Another XSS on SoundCloud

Evening bugging on Facebook led to the Soundcloud service. We investigated the possibility of XSS vulnerabilities when sharing tracks to Facebook feed. After several unsuccessful attempts, I wanted to check out Soundcloud itself. During the first 5 minutes, a useless, so-called self-xss was discovered - when adding a new tag, you can send a script. When you hover on this tag cursor was executed code. A little later, I found two videos on youtube.com, where grief Bag Hunters laid it out as something critical (one even called the video as “Soundcloud Xss epic fail”). Continuing their entertainment, connected the second character, because if there is an attacker, there must be a victim.

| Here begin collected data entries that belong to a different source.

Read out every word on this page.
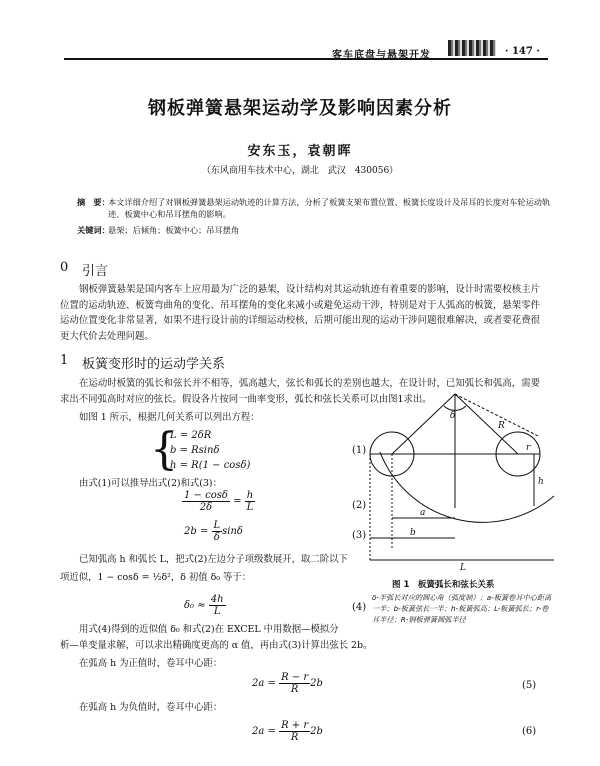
客车底盘与悬架开发	· 147 ·
钢板弹簧悬架运动学及影响因素分析
安东玉，袁朝晖
（东风商用车技术中心，湖北　武汉　430056）
摘　要：
本文详细介绍了对钢板弹簧悬架运动轨迹的计算方法，分析了板簧支架布置位置、板簧长度设计及吊耳的长度对车轮运动轨迹、板簧中心和吊耳摆角的影响。
关键词：
悬架；后倾角；板簧中心；吊耳摆角
0 引言
钢板弹簧悬架是国内客车上应用最为广泛的悬架，设计结构对其运动轨迹有着重要的影响，设计时需要校核主片位置的运动轨迹、板簧弯曲角的变化、吊耳摆角的变化来减小或避免运动干涉，特别是对于人弧高的板簧，悬架零件运动位置变化非常显著，如果不进行设计前的详细运动校核，后期可能出现的运动干涉问题很难解决，或者要花费很更大代价去处理问题。
1 板簧变形时的运动学关系
在运动时板簧的弧长和弦长并不相等，弧高越大，弦长和弧长的差别也越大，在设计时，已知弧长和弧高，需要求出不同弧高时对应的弦长。假设各片按同一曲率变形，弧长和弦长关系可以由图1求出。
如图 1 所示，根据几何关系可以列出方程：
{
L = 2δR
b = Rsinδ
h = R(1 − cosδ)
(1)
由式(1)可以推导出式(2)和式(3)：
$\frac{1 - \cos\delta}{2\delta} = \frac{h}{L}$	(2)
$2b = \frac{L}{\delta}$ sinδ	(3)
已知弧高 h 和弧长 L，把式(2)左边分子项级数展开，取二阶以下
项近似，1 − cosδ = ½δ²，δ 初值 δ₀ 等于：
$\delta_0 \approx \frac{4h}{L}$	(4)
用式(4)得到的近似值 δ₀ 和式(2)在 EXCEL 中用数据—模拟分
析—单变量求解，可以求出精确度更高的 α 值，再由式(3)计算出弦长 2b。
在弧高 h 为正值时，卷耳中心距：
$2a = \frac{R - r}{R} 2b$	(5)
在弧高 h 为负值时，卷耳中心距：
$2a = \frac{R + r}{R} 2b$	(6)
R
r
δ
h
a
b
L
图 1　板簧弧长和弦长关系
δ-半弧长对应的圆心角（弧度制）；a-板簧卷耳中心距离一半；b-板簧弦长一半；h-板簧弧高；L-板簧弧长；r-卷耳半径；R-钢板弹簧圆弧半径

Filled a new track, filled all the fields with different variations of XSS injections and sent the track to the victim. The victim opened the track with very strange tags in the names and descriptions, but still listened - it turned out well, in some places there was not enough mastering. What, in fact, the victim and decided to inform the author by sending a constructive comment.

At this time, the author continued to search for places where you can transfer scripts in the information output fields to the screen. Once again, having overloaded the page, the attacker noticed the notification that arrived. Clicking on the bell, the pop-up with a history of notifications gave the eye a window full screen - Bingo! Having done a little research, it turned out that the script spelled out in the title of the track is performed by pop-up with notifications, if one of them deals with an infected composition. So everything is simple, as, indeed, always.
')
How can this be used? The attacker puts another hit. Suppose 100 people wrote enthusiastic comments to him. Further, the attacker adds the “necessary” script to the track name and responds with a counter comment to each user. Over time, all users see a notification in themselves, saying that an answer was written to your comment, but as soon as it opened the pop-up with notifications, in order to find out about it, the code will be immediately executed. Cookies merged, put new likes, reposts, new comments - who has enough imagination.

After a brief search on the site, I did not find a special place where I could report on the problem, so I decided to use the standard feedback page. Sending a message, a few hours later decided to double-check the availability of specials. pages for bugreports - and did find it . Zreprepil again.

A day later I received a message that the bug had already been reported to me. I tried to find out who and when, it turned out, judging by the calculations, the bug was reported about 10 hours earlier. Like it or not, it will remain a mystery.

Here it is, strange-synchronous bughunting.